The Canadian newspaper documents people who have done extraordinary things. It mentioned the sort of advertising where the woman whose number came up the one week she had not bought a ticket is identified as what can happen if you do not buy your ticket every week. Appeals to people's sense of being oppressed, isolated or alone, are the traditional standard techniques of television advertising. Advertising is not some sort of detached profession. It operates on the level of people's weaknesses, fears and needs. It is a highly sophisticated business based on the best available analysis of people's psychological needs. That is the kind of advertising that will be used here.

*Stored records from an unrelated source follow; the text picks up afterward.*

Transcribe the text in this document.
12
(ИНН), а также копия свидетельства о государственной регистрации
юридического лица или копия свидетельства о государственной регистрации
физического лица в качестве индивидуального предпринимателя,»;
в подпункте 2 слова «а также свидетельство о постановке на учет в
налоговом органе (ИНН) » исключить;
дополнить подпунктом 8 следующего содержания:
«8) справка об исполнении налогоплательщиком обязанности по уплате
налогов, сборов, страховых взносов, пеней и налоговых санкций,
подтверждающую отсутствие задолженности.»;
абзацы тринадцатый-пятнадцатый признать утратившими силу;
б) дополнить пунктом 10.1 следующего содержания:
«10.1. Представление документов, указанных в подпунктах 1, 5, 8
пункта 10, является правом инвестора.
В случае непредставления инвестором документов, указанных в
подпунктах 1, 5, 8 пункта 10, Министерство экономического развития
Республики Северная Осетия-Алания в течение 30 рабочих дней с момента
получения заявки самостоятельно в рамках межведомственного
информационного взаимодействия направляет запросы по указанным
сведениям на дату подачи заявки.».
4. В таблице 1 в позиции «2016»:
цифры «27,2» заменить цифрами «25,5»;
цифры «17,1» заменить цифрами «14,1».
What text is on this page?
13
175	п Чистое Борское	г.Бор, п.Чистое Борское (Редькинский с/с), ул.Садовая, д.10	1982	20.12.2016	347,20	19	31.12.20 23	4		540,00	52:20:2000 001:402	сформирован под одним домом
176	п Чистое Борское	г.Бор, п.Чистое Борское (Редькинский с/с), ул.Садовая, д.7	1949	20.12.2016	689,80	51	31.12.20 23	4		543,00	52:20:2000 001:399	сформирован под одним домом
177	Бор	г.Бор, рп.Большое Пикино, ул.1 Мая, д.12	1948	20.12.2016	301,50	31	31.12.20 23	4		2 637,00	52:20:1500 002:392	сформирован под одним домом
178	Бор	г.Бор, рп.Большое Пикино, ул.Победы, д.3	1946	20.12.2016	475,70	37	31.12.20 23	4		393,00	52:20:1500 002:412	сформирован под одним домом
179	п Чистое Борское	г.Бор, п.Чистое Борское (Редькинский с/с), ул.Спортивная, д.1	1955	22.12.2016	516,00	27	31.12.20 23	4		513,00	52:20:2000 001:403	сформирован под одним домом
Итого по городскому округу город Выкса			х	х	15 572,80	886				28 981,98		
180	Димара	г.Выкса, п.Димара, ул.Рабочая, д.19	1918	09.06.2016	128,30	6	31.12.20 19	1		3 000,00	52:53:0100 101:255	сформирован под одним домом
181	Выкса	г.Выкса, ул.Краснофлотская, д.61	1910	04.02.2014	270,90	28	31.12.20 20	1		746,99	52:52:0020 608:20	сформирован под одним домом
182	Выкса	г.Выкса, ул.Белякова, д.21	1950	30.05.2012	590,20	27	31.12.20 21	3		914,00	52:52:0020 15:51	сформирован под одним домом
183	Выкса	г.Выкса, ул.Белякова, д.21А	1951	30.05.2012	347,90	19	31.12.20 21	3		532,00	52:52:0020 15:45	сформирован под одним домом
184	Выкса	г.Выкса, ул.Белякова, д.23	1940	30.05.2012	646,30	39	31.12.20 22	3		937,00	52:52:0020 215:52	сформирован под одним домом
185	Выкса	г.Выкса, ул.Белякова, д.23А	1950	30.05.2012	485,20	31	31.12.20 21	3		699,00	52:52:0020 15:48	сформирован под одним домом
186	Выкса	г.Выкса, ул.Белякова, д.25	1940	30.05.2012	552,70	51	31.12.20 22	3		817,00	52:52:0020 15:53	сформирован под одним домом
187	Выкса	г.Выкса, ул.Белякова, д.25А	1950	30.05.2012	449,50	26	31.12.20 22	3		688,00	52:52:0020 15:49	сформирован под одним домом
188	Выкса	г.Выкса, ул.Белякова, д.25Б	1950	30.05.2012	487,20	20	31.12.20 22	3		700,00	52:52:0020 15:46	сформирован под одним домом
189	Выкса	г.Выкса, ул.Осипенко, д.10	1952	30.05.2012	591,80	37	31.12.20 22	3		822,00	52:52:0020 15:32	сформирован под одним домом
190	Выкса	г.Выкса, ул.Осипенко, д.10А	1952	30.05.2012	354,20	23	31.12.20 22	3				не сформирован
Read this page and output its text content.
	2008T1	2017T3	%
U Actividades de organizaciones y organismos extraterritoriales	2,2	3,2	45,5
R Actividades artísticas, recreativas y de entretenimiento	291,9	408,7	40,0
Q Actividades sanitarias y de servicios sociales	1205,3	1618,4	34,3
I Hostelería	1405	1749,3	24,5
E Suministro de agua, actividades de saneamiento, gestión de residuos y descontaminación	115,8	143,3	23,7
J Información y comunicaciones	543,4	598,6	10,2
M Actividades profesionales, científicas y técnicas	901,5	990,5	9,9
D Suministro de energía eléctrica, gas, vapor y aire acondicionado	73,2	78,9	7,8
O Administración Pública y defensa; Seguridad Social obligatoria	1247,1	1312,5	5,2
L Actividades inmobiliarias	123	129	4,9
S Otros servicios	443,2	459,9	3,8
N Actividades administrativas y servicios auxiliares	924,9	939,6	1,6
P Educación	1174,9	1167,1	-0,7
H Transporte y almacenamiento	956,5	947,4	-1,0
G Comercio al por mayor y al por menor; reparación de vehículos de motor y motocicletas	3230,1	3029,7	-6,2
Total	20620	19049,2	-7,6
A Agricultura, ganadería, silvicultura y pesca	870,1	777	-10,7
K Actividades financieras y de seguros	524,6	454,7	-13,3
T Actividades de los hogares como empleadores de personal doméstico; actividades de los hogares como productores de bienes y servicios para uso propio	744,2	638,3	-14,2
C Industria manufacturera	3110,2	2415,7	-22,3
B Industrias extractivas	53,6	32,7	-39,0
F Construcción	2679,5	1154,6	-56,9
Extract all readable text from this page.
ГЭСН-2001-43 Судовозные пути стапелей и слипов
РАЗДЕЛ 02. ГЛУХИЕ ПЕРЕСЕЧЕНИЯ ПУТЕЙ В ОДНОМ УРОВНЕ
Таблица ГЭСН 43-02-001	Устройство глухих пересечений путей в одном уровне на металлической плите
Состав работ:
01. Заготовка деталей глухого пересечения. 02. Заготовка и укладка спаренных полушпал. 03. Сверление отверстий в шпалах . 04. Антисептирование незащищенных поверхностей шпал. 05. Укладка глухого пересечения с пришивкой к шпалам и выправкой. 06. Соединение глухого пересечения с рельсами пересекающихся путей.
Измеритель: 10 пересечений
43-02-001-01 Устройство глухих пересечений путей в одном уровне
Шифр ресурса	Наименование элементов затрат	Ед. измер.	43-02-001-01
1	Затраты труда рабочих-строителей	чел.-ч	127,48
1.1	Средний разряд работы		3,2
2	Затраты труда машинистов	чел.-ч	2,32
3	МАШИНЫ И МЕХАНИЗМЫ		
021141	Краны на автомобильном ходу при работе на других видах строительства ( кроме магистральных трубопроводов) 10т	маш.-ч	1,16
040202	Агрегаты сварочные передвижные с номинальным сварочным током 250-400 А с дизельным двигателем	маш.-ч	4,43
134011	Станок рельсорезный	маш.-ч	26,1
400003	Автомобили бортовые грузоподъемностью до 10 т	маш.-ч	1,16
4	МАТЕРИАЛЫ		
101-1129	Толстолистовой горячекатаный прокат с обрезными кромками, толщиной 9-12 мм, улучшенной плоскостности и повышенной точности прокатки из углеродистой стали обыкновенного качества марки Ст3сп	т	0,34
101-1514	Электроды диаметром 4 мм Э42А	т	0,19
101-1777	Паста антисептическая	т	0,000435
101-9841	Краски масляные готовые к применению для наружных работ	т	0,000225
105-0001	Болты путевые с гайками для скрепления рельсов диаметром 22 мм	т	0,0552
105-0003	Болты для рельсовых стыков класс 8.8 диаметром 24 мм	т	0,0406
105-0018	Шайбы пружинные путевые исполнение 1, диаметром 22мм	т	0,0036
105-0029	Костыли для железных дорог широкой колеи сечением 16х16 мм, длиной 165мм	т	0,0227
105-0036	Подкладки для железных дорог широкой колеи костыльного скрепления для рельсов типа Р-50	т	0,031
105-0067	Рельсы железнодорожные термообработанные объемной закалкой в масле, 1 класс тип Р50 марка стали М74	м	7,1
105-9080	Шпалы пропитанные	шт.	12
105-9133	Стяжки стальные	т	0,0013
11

It is one thing to use it in newspaper advertising, which does not have the same person to person impact, but to use it in television advertising, which is recognised to be the most effective and to have the highest impact, is a danger in itself. The best way to work out the impact of television advertising is to look at the rates they charge. They are enormous. One would pay up to £10,000 for a slot on "The Late Late Show".
Where do you think the national lottery are going to go looking for their slot? It will not be on a late night television discussion in the Irish language. It will be on those programmes which have the maximum audience ratings. They will include programmes like the news and "The Late Late Show", programmes which are not by any means watched exclusively by mature adults, capable of making free decisions who are the only persons entitled to purchase tickets in the national lottery.
I would be happier to have section 22 of the 1956 Act remain in force, because that was a reasonable and sensible provision. My view about alcohol, cigarette smoking and, for that matter, one soft drug, is that the best way to deal with all these things is to legalise them and prohibit all forms of advertising of them. Gambling fits into that category. It should not be permitted to be advertised because it has at best a neutral role in society, and probably a destructive role. I find it astonishing that we cannot advertise something sensible, useful and practicable — such as contraceptives — on television because of moral scruples, but we can advertise something as potentially lethal and devastating to many families as the national lottery on television. Because of that, because the wisdom contained in the 1956 Act was based on commonsense, and because of the sort of advertising which is going to be used in a television campaign about this national lottery. I propose that no notice or announcement concerning the national lottery other than what would be normal news or other reporting shall be broadcast on radio or television.